By Gary Palgon, VP Healthcare Solutions, Liaison Healthcare Informatics
If we want better drugs, we need better research. And speeding up drug research means we need both more science and more patients to involve in research. Specifically finding patients with certain demographics and the right condition and stage of diseases is difficult and time-consuming. That is just one of the key topics discussed this week at the Scope Summit for Clinical Op Execs
Jamie Heywood, CEO of PatientsLikeMe, kicked off the conference speaking about the importance of measurement in clinical trials. Gaining access to patients that meet the research criteria quickly is important, but then it’s really important to be able to quickly execute tests with accurate measurements to determine the progress, or lack thereof, a drug or research. Was it the triple cocktail to treat Aids that was great or the low-cost test to determine if it was helping test patients.
Access to information for analysis was discussed constantly throughout the conference. Getting to personalized medicine requires more data, at individualized levels, in order to predict outcomes from like patients. Just announced last week was the game-changing decision by Johnson and Johnson to donate clinical trial data from their own research to other institutions that are performing research.
J & J announced this week that Yale University will be the first organization to take advantage of the offer. Yale will not compete with J & J but they will reap the benefit of the expense J & J already went through and the speed at which they gain access to patient data.

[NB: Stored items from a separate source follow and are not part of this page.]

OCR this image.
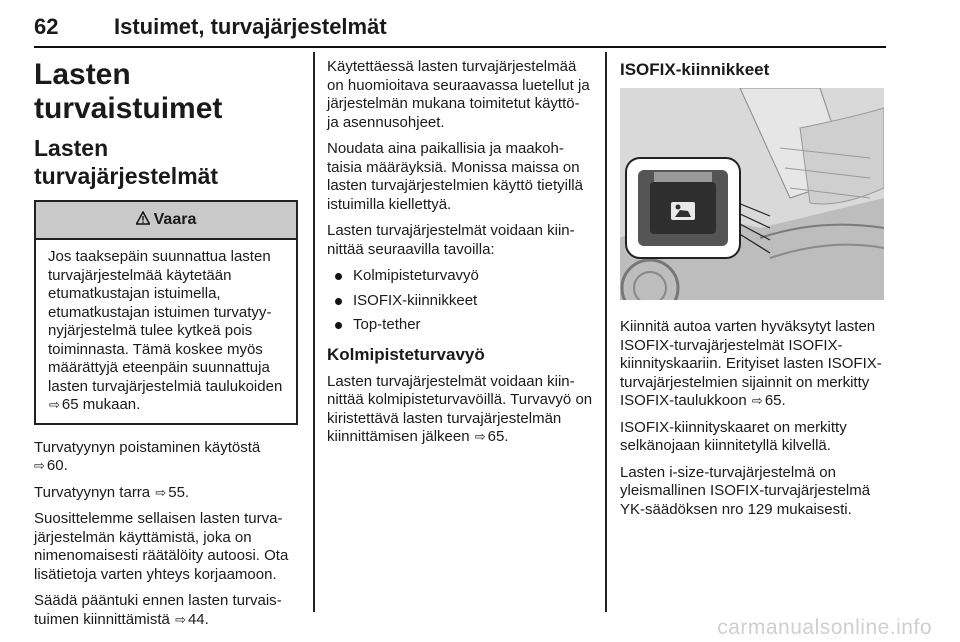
62	Istuimet, turvajärjestelmät
Lasten turvaistuimet
Lasten turvajärjestelmät
Vaara
Jos taaksepäin suunnattua lasten turvajärjestelmää käytetään etumatkustajan istuimella, etumatkustajan istuimen turvatyynyjärjestelmä tulee kytkeä pois toiminnasta. Tämä koskee myös määrättyjä eteenpäin suunnattuja lasten turvajärjestelmiä taulukoiden ⇨ 65 mukaan.

Turvatyynyn poistaminen käytöstä
⇨ 60.

Turvatyynyn tarra ⇨ 55.

Suosittelemme sellaisen lasten turvajärjestelmän käyttämistä, joka on nimenomaisesti räätälöity autoosi. Ota lisätietoja varten yhteys korjaamoon.

Säädä pääntuki ennen lasten turvaistuimen kiinnittämistä ⇨ 44.

Käytettäessä lasten turvajärjestelmää on huomioitava seuraavassa luetellut ja järjestelmän mukana toimitetut käyttö- ja asennusohjeet.

Noudata aina paikallisia ja maakohtaisia määräyksiä. Monissa maissa on lasten turvajärjestelmien käyttö tietyillä istuimilla kiellettyä.

Lasten turvajärjestelmät voidaan kiinnittää seuraavilla tavoilla:

Kolmipisteturvavyö
ISOFIX-kiinnikkeet
Top-tether
Kolmipisteturvavyö

Lasten turvajärjestelmät voidaan kiinnittää kolmipisteturvavöillä. Turvavyö on kiristettävä lasten turvajärjestelmän kiinnittämisen jälkeen ⇨ 65.

ISOFIX-kiinnikkeet

Kiinnitä autoa varten hyväksytyt lasten ISOFIX-turvajärjestelmät ISOFIX-kiinnityskaariin. Erityiset lasten ISOFIX-turvajärjestelmien sijainnit on merkitty ISOFIX-taulukkoon ⇨ 65.

ISOFIX-kiinnityskaaret on merkitty selkänojaan kiinnitetyllä kilvellä.

Lasten i-size-turvajärjestelmä on yleismallinen ISOFIX-turvajärjestelmä YK-säädöksen nro 129 mukaisesti.

carmanualsonline.info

And if you really look at it, more than Yale benefiting from the change in J & J’s approach are the patients that will benefit!
Besides all of the presentations, the highlight for me was a panel discussion where four people who have and do participate in clinical trials spoke about what it is like to be a patient. One has been through 7 trials for bi-polar disorder actually took a job with a testing site. Others have/had two different types of cancer and one high cholesterol. The twenty-plus pages of informed consent was the most difficult part of the process.
We need to give to get. And then let the researches gainbetter access to the best testing and development tools available.
- Are you in favor of donating you de-identified health data to help make research move faster?
- Would you confidentially add your condition to a site for research if you had one?
- Would you participate in a clinical trial if asked or available?